Bent Knee - Land Animal

10 songs
50:31 minutes
***** ****


After having been a genre for nearly half a century, progressive rock has nowadays a hard time to stay innovative. Too many bands try to sound like their idols and end up rather regressive than the opposite. Once in a while, you may come across one of those rare prog bands that are hard to categorise, and that surprise again and again with every album. I am thinking here of Kayo Dot and Cheer Accident, but lately also Bent Knee, a sextet from Boston whose fourth album Bent Knee comes just one year after their predecessor. The latter was released on the renowned Cuneiform label, and the new one on the equally respected InsideOut Music.

What is striking at first is that Land Animal shows Bent Knee from their most pop side so far. Some people have been possibly a little disappointed by that development, but throughout the fifty-minute-long album, the two women and four men show that they can enchant just as well, and maybe even more, when they are combining their unusual approach with catchier melodies. The opener Terror Bird is a nice entry into a record, but not its strongest moment, thus showing a band that is able to shine with more than just one smashing song. Major points of interest are of course guitarist Ben Levin who has built up quite some reputation with Bent Knee and his solo output over the last decade, but mostly vocalist Courtney Swain who is currently the best singer alive. Period! Her quirky, soaring vocals never miss a note, and her performance always comes with an atmosphere of hope and a certain happiness, which is rather unusual for the prog genre. The second track Hole is a more playful tune that combines Caribbean styled rhythms with some rather fierce rock parts, and once again there are these heavenly vocals that all of a sudden turn into a maniacal scream. On Holy Ghost, the recipe is repeated, although with a tad more commercialism, but in a very good way. The vocals get a lot of room, and deservedly so, as they have tremendously improved over the years. This is definitely one of the album’s highlights. The six and a half minute long Insides In starts really slowly and then ends in an incredibly dramatic prog outburst. Other highlights are the title track Land Animal which comes with a more orchestral touch thanks to violinist Chris Baum, and with some mid-Seventies King Crimson guitar parts. My favourite track though is Belly Side Up, a definitely very pop song, but the strange structure and the untoppable vocals make this the best song I have heard this year, and maybe the best one in a very long time. In a world that would be fairer to good music, this would become the summer hit of the year. The only weaker track is the soporific Boxes which ends the album in a not too exciting way. And that’s also why this otherwise quite impeccable album "only" gets nine instead of ten points.

So what kind of music are Bent Knee playing?

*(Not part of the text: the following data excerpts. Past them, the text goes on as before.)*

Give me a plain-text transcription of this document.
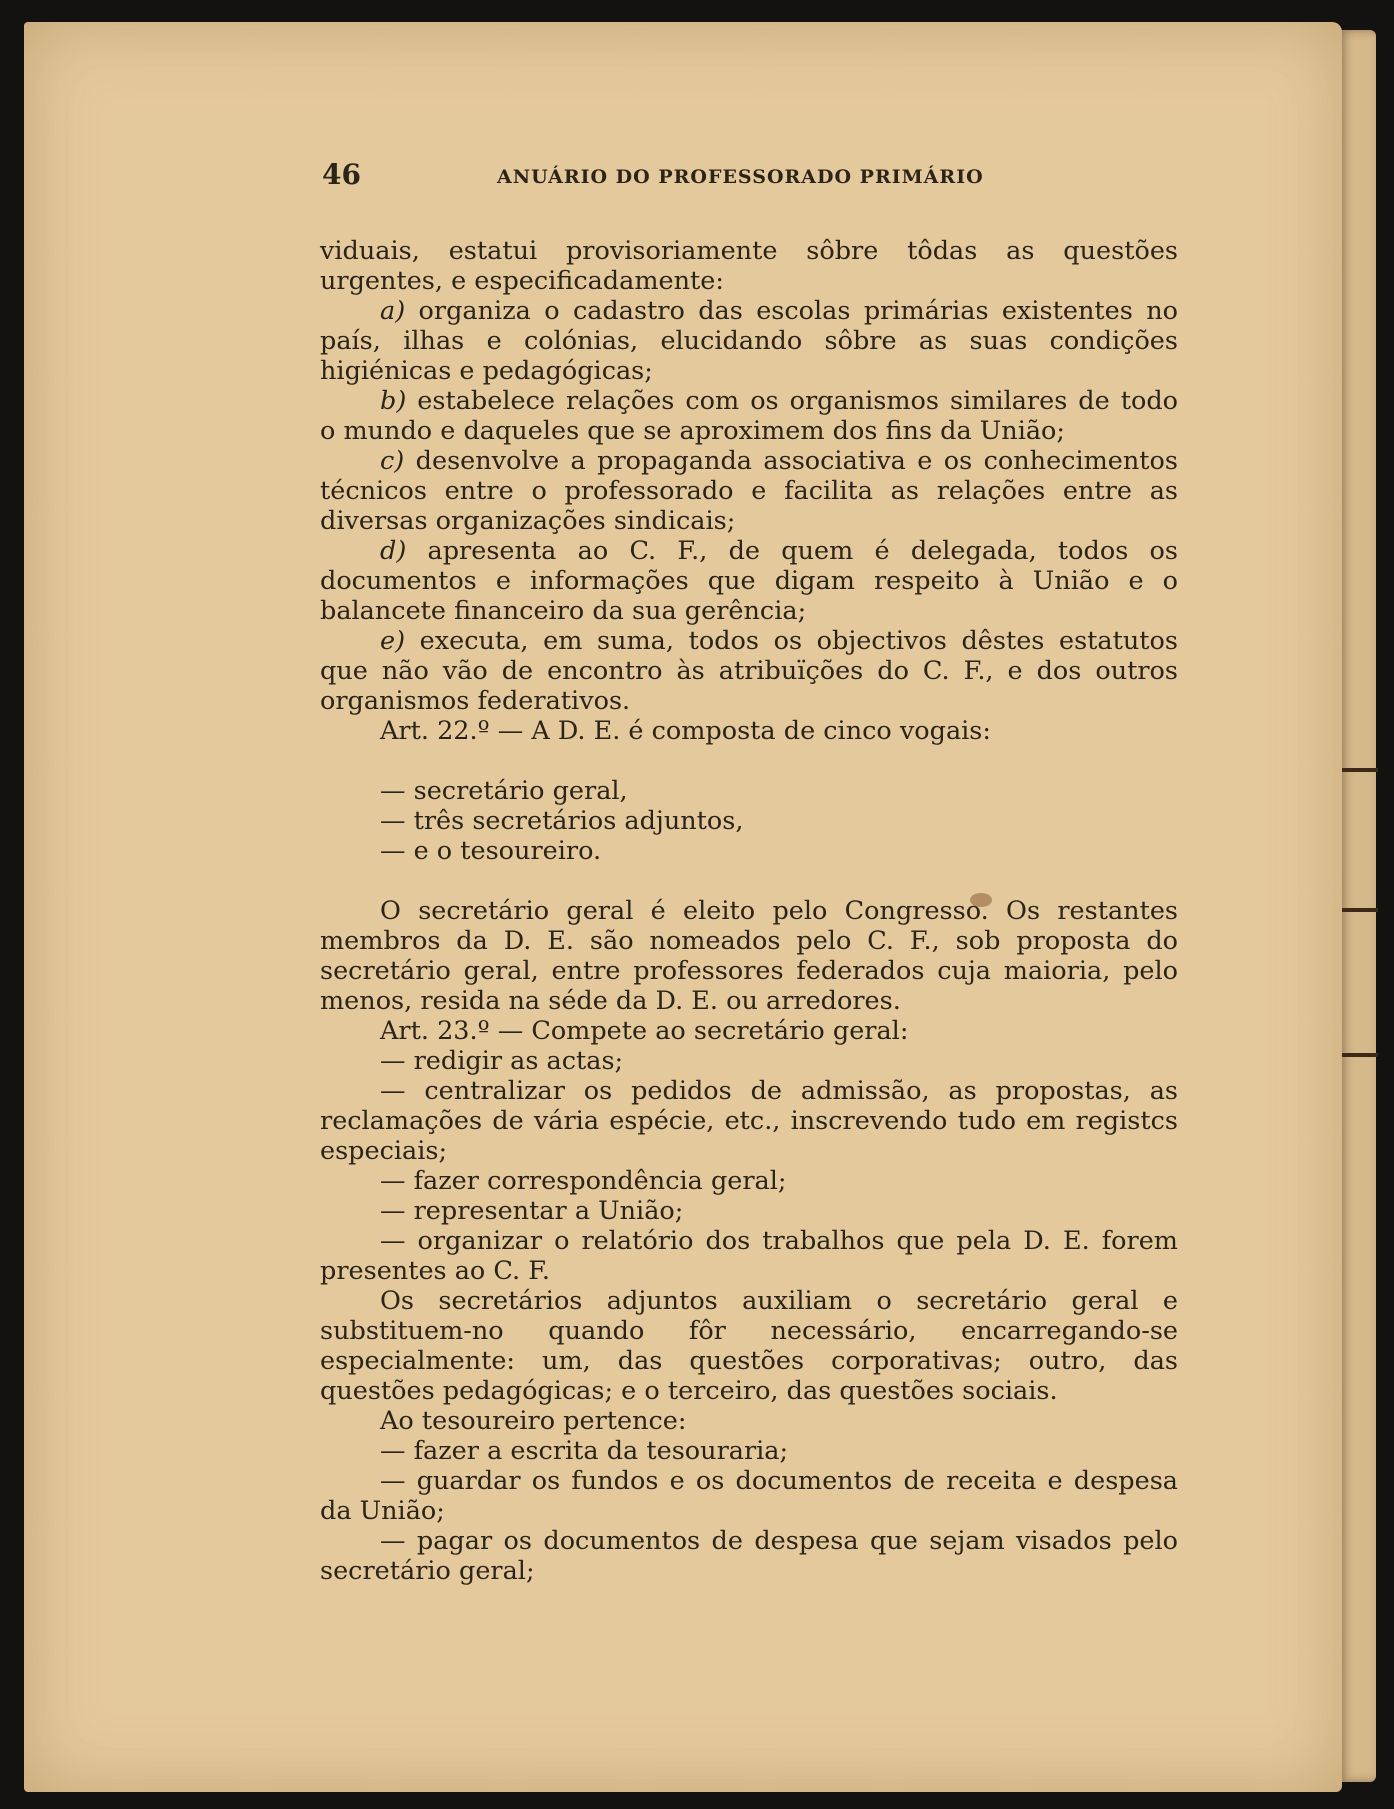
46	ANUÁRIO DO PROFESSORADO PRIMÁRIO

viduais, estatui provisoriamente sôbre tôdas as questões urgentes, e especificadamente:

a) organiza o cadastro das escolas primárias existentes no país, ilhas e colónias, elucidando sôbre as suas condições higiénicas e pedagógicas;

b) estabelece relações com os organismos similares de todo o mundo e daqueles que se aproximem dos fins da União;

c) desenvolve a propaganda associativa e os conhecimentos técnicos entre o professorado e facilita as relações entre as diversas organizações sindicais;

d) apresenta ao C. F., de quem é delegada, todos os documentos e informações que digam respeito à União e o balancete financeiro da sua gerência;

e) executa, em suma, todos os objectivos dêstes estatutos que não vão de encontro às atribuïções do C. F., e dos outros organismos federativos.

Art. 22.º — A D. E. é composta de cinco vogais:

— secretário geral,

— três secretários adjuntos,

— e o tesoureiro.

O secretário geral é eleito pelo Congresso. Os restantes membros da D. E. são nomeados pelo C. F., sob proposta do secretário geral, entre professores federados cuja maioria, pelo menos, resida na séde da D. E. ou arredores.

Art. 23.º — Compete ao secretário geral:

— redigir as actas;

— centralizar os pedidos de admissão, as propostas, as reclamações de vária espécie, etc., inscrevendo tudo em registcs especiais;

— fazer correspondência geral;

— representar a União;

— organizar o relatório dos trabalhos que pela D. E. forem presentes ao C. F.

Os secretários adjuntos auxiliam o secretário geral e substituem-no quando fôr necessário, encarregando-se especialmente: um, das questões corporativas; outro, das questões pedagógicas; e o terceiro, das questões sociais.

Ao tesoureiro pertence:

— fazer a escrita da tesouraria;

— guardar os fundos e os documentos de receita e despesa da União;

— pagar os documentos de despesa que sejam visados pelo secretário geral;
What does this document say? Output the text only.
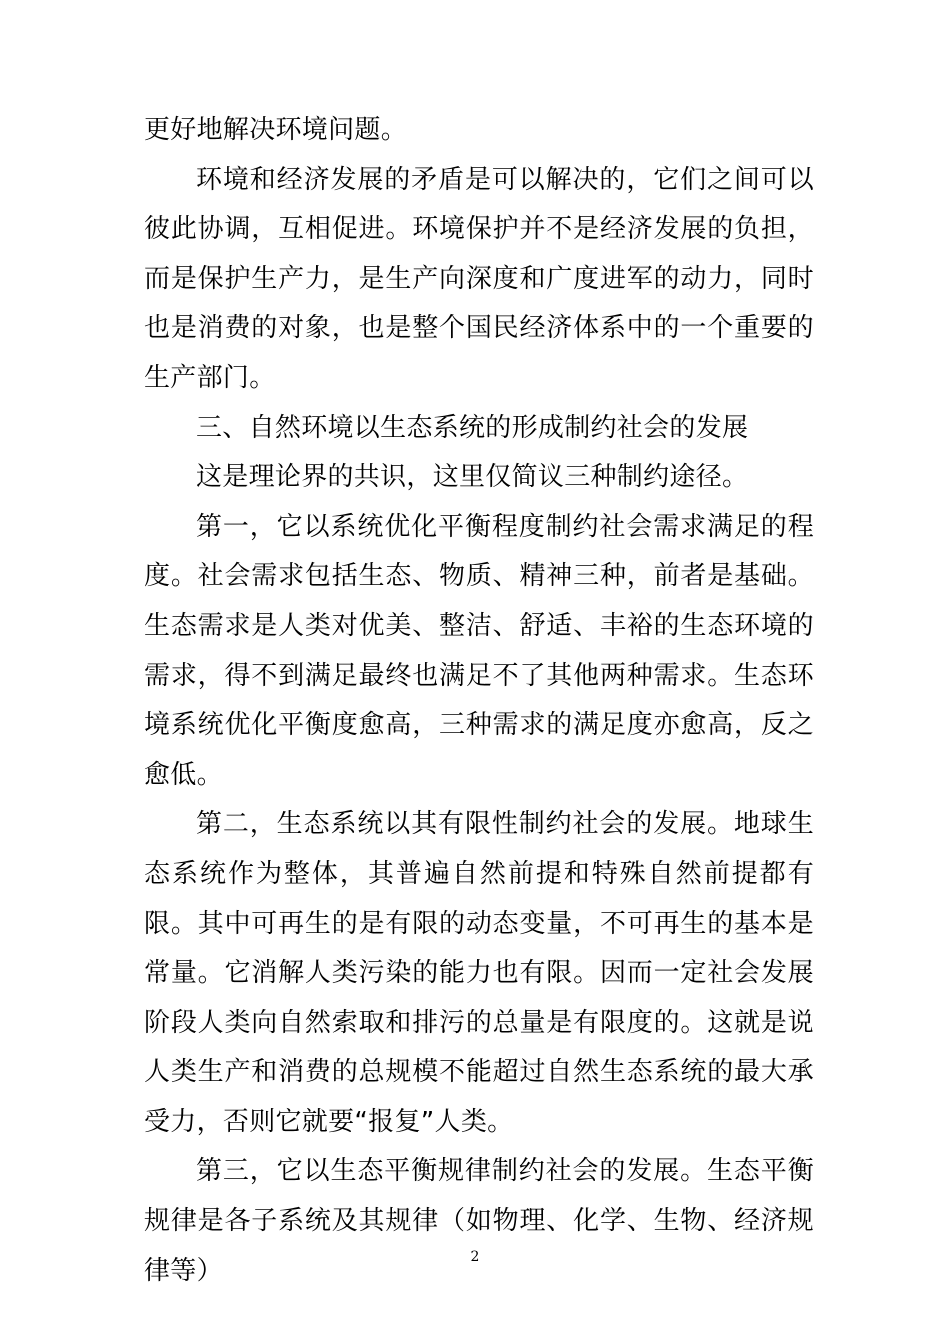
更好地解决环境问题。

环境和经济发展的矛盾是可以解决的，它们之间可以彼此协调，互相促进。环境保护并不是经济发展的负担，而是保护生产力，是生产向深度和广度进军的动力，同时也是消费的对象，也是整个国民经济体系中的一个重要的生产部门。

三、自然环境以生态系统的形成制约社会的发展

这是理论界的共识，这里仅简议三种制约途径。

第一，它以系统优化平衡程度制约社会需求满足的程度。社会需求包括生态、物质、精神三种，前者是基础。生态需求是人类对优美、整洁、舒适、丰裕的生态环境的需求，得不到满足最终也满足不了其他两种需求。生态环境系统优化平衡度愈高，三种需求的满足度亦愈高，反之愈低。

第二，生态系统以其有限性制约社会的发展。地球生态系统作为整体，其普遍自然前提和特殊自然前提都有限。其中可再生的是有限的动态变量，不可再生的基本是常量。它消解人类污染的能力也有限。因而一定社会发展阶段人类向自然索取和排污的总量是有限度的。这就是说人类生产和消费的总规模不能超过自然生态系统的最大承受力，否则它就要“报复”人类。

第三，它以生态平衡规律制约社会的发展。生态平衡规律是各子系统及其规律（如物理、化学、生物、经济规律等）	2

Is it progressive rock? Or should we should concede that they play their very own brand of avant pop! Next to the also sublime Knifeworld, Bent Knee are currently the best band on their label. And maybe they will even reach bigger audiences, considering that music critics from the most different outlets – Wall Street Journal to NPR – have said good things about these very nice seeming ladies and gentlemen. Anyone into innovative music who doesn’t check out Land Animal should be condemned to listen to Nickelback for the rest of the year!